En este momento escuchamos una gran algarabía de voces que parte del gabinete donde
están los cupletistas y los "zánganos"... Se oyen grandes carcajadas femeniles… Debe de ser
alguno de mis amigos que ha dicho una ingeniosidad… Monreal y yo penetramos en la
estancia, que decoran multitud de retratos de artistas, y somos acogidos con gran júbilo…
Los tres "zánganos" adoptan actitudes conquistadoras... Mi compañero el periodista lanza
miradas lánguidas… Me siento contagiado por el ambiente, y durante un breve rato me
convierto en un cuarto ''zángano"… A la media hora salgo de la casa de mi amigo Monreal
como un beocio que abandonase los jardines de Academos.
14
APOGEO Y DECADENCIA DE LA LECHE DE BURRAS
COMO PROCEDIMIENTO CURATIVO
Un antiguo burrero canta las excelencias de la ubre asnal
—La leche de las burras es casi igual que la de las mujeres.
—¿Está usted seguro?
—Completamente... Y con decir eso comprenderá usted que esa leche tiene que ser
bonísima para la salud...
—¿De modo que entre una mujer y una burra...?
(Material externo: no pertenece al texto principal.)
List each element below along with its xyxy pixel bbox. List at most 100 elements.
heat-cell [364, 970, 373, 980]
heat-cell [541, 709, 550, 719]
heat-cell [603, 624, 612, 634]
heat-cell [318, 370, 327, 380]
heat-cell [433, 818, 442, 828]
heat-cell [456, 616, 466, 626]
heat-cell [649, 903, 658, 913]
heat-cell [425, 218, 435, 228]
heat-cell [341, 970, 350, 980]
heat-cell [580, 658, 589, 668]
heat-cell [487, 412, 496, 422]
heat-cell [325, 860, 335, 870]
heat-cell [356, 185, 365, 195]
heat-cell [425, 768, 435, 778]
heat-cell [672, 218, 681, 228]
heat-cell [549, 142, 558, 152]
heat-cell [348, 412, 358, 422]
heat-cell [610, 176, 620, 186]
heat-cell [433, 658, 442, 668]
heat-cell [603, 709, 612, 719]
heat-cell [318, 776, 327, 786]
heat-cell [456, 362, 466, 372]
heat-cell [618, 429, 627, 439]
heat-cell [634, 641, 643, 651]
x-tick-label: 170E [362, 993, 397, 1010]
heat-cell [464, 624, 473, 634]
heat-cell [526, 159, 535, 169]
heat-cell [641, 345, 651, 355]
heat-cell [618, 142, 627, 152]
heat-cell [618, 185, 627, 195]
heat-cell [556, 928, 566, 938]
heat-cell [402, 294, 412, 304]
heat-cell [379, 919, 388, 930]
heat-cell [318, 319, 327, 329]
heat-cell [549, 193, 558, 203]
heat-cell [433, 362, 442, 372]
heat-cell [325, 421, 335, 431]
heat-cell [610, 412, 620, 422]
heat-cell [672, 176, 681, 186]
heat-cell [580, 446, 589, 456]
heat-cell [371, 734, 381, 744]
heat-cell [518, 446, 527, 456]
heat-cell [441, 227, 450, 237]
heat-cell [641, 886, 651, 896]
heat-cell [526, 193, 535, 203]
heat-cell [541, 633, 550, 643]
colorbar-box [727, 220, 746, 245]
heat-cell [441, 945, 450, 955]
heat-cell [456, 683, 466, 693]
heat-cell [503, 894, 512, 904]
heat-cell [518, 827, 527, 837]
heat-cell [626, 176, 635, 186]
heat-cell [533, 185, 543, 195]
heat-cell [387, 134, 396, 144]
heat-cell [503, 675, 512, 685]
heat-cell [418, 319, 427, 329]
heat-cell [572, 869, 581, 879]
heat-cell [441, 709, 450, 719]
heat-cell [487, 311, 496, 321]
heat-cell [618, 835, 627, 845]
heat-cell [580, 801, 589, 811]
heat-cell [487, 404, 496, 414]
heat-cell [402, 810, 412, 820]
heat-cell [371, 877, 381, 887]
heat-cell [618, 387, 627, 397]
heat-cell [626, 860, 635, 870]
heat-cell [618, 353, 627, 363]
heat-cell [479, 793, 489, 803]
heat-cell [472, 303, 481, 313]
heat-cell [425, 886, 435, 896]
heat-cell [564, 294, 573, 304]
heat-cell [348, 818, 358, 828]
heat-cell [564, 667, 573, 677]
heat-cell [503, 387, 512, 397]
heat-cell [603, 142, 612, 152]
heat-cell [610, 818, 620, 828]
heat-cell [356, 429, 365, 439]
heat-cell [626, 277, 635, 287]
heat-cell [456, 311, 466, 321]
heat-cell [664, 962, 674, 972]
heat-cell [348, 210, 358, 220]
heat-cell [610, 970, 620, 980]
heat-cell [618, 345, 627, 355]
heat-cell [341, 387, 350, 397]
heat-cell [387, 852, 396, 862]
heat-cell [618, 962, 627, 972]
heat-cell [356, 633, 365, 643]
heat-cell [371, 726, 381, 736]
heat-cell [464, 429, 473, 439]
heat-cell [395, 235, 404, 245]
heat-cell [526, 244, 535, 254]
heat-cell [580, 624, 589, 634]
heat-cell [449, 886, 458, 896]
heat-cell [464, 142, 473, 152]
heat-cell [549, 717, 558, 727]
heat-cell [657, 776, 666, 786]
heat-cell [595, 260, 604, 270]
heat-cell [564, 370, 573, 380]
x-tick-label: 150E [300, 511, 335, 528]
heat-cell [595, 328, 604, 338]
—Apenas si hay diferencia... en la leche.
—¡Qué falta de galantería!
Sostengo esta conversación con el señor Ventura, uno de los dos burreros que quedan en
Madrid. En la actualidad, la decadencia de la afición a la leche de burras ha llegado
al último extremo, y el jugo de la ubre asnal tiene escasísimos partidarios... Pero todavía hay
algunos, y durante el invierno, tanto el señor Ventura como el señor Juan, el de las Peñuelas,
su compañero y competidor único, recorren Madrid de un lado a otro con las burras, a las
cuales ordeñan—siempre expuestos a alguna coz—en las propias porterías de las casas
adonde se lleva el líquido.
El señor Ventura, además de burrero, es tabernero, pues, según me dice, tan sólo con la
leche no podría vivir; necesita el vino... El señor Ventura posee una taberna al final de la
calle de Villanueva, y allí he ido para charlar un rato sobre tan interesante asunto.
15
El tabernero me recibe en familia… Su mujer hace calceta, y de vez en vez mete baza en
la conversación... Una hija de ambos, guapetona y frescachona, escucha muy atenta, y sus
grandes ojazos muestran una evidente curiosidad… A la taberna ha acudido también el
señor Juan, el de las Peñuelas, muy interesado sobre mi propósito...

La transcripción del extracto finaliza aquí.